New research in the Journal of Dairy Science examined if accelerometers could be used to predict postpartum disease. In the trial 489 multiparous cows on a commercial Holstein dairy in Spain were fitted with accelerometers and monitored from 3 weeks prior to 30 days after calving. The accelerometers combined with a sensor to detect cows at the feed bunk were used to measure steps, time spent at the feed bunk, frequency of meals, number of lying bouts and total time spent lying.
During the first 30 days in milk 144 cows, 29.4%, were diagnosed with at least one disease. The remaining 345 cows had no disease diagnosed (NDD). When prepartum activity was analyzed as a 3-week block no differences were found. Cows averaged 1,613 steps, spent 181 minutes at the feed bunk, ate 8.3 meals and spent 742 minutes lying during 9.8 lying bouts.

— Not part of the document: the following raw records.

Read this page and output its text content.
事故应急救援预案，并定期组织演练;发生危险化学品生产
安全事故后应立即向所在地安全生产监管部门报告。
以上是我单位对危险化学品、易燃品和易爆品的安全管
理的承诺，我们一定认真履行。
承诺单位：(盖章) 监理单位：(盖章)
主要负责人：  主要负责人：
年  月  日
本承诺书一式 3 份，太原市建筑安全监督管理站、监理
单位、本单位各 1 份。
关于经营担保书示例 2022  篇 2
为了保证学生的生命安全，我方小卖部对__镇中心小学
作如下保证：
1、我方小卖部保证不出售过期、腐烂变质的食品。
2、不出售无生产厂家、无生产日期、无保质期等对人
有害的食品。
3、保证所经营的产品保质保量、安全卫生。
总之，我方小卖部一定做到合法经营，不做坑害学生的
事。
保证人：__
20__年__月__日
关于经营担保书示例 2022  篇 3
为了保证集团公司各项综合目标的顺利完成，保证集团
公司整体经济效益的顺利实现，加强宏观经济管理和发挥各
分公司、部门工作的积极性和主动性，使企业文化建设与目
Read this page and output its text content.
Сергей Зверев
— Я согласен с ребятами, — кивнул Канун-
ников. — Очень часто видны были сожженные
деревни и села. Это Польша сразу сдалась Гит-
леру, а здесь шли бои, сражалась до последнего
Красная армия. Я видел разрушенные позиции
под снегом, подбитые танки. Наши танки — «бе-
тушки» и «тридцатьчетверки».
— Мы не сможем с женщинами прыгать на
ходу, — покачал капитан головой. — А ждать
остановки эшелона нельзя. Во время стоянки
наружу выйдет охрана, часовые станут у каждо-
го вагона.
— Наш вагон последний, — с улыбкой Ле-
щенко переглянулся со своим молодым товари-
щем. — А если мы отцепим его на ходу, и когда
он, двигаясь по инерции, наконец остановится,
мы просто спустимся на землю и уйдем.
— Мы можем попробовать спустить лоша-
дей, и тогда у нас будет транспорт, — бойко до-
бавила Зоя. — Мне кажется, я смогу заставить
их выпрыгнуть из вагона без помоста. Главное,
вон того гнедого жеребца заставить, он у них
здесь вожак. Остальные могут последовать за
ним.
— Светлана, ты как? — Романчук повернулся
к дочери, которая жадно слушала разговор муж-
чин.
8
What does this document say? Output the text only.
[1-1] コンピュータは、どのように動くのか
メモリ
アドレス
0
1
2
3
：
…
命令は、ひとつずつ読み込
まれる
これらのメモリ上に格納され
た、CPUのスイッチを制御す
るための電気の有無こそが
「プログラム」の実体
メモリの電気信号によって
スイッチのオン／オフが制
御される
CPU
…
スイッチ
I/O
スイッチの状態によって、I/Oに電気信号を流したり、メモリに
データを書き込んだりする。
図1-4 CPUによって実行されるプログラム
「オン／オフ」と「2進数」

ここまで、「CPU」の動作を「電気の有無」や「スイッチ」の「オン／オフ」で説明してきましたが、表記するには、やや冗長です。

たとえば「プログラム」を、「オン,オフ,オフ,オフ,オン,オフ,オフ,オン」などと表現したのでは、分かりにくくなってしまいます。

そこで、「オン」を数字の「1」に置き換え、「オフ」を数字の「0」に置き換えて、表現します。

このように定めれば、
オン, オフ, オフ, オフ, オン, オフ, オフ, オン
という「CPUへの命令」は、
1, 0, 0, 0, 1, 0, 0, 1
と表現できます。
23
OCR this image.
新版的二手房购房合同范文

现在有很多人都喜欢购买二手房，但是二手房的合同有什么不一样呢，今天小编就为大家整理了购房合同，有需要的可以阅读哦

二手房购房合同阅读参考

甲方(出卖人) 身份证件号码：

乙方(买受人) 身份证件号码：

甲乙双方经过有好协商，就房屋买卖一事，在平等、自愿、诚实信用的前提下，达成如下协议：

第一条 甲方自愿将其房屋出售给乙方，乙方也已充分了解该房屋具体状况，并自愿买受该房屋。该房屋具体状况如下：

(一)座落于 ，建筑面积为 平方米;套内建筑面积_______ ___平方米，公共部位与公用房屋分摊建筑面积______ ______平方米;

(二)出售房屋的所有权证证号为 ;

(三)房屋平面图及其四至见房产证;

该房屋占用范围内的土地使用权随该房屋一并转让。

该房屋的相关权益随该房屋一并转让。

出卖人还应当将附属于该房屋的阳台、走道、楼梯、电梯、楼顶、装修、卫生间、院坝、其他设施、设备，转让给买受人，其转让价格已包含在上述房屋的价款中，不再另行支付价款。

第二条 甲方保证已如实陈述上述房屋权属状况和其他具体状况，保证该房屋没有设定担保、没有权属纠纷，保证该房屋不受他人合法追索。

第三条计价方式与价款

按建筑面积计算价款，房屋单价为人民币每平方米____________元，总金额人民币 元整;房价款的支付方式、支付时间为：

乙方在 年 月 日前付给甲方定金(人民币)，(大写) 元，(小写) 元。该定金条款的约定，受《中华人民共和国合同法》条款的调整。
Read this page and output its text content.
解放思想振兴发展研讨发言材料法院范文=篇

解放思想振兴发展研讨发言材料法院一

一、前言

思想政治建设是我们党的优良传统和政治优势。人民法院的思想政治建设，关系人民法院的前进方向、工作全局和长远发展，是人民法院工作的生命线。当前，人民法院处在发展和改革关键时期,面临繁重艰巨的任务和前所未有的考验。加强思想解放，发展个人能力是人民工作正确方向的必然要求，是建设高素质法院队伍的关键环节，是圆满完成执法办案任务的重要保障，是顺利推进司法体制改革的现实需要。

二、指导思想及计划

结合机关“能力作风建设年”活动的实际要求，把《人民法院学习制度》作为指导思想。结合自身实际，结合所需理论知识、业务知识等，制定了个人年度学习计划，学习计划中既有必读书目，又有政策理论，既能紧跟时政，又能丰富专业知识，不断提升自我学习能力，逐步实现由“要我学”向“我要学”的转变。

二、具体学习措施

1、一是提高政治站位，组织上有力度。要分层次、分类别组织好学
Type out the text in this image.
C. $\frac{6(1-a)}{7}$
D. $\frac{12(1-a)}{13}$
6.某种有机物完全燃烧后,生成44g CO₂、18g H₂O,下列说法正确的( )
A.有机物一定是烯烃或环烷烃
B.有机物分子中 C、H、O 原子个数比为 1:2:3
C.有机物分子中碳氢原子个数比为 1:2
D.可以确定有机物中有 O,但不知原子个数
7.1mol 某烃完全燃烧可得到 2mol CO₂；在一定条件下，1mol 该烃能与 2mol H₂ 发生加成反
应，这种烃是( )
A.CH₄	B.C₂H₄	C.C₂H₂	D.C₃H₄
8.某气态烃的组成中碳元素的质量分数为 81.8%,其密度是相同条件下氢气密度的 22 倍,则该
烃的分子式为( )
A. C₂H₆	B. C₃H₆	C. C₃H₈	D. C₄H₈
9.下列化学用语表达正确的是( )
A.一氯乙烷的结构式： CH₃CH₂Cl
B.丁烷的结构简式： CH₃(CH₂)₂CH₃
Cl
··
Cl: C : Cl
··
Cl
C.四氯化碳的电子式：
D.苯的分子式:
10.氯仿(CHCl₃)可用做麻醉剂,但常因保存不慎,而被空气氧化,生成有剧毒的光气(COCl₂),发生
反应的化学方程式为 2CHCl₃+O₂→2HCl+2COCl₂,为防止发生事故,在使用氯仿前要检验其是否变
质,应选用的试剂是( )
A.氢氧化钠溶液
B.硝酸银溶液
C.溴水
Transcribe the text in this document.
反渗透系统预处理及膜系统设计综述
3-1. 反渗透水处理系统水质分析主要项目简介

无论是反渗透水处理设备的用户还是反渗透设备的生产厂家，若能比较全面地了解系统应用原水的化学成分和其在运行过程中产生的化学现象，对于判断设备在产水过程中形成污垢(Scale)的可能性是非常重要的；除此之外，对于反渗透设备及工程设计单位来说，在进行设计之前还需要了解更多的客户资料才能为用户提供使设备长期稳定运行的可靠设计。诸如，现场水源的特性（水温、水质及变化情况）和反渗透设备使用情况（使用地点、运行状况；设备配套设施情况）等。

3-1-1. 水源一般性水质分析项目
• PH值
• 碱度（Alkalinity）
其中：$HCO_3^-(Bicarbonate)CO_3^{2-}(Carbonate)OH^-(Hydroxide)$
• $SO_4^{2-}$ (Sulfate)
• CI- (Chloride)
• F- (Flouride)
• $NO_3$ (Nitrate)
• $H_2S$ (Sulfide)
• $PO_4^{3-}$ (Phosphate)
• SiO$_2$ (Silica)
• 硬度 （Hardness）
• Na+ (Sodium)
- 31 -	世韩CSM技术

But when researchers examined activity in just the week before calving and evaluated results for individual diseases, differences that were statistically significant and predictive emerged. Cows diagnosed with metritis spent 32 more minutes at the feed bunk than cows NDD, 188 vs. 156 minutes/day. Cows diagnosed with a displaced abomasums (DA) ate 24% fewer meals, 6.2 vs. 8.2 meals/day, for cows NDD. There was also a tendency for DA cows to take fewer steps, 1,395 vs. 1,708 for cows NDD. And for cows diagnosed with ketosis two predictors were identified: time at the feed bunk and number of meals per day. Ketotic cows spent 62 fewer minutes/day eating and ate fewer meals 6.4 vs. 8.2 meals/day when compared to cows that were not diagnosed with ketosis.
Researchers were able to develop prediction models to classify animals as high and low risk for DA and ketosis. But due to the small number of clinical cases the false discovery rate was higher than anticipated. Refinement will help improve accuracy before prediction models are used farm.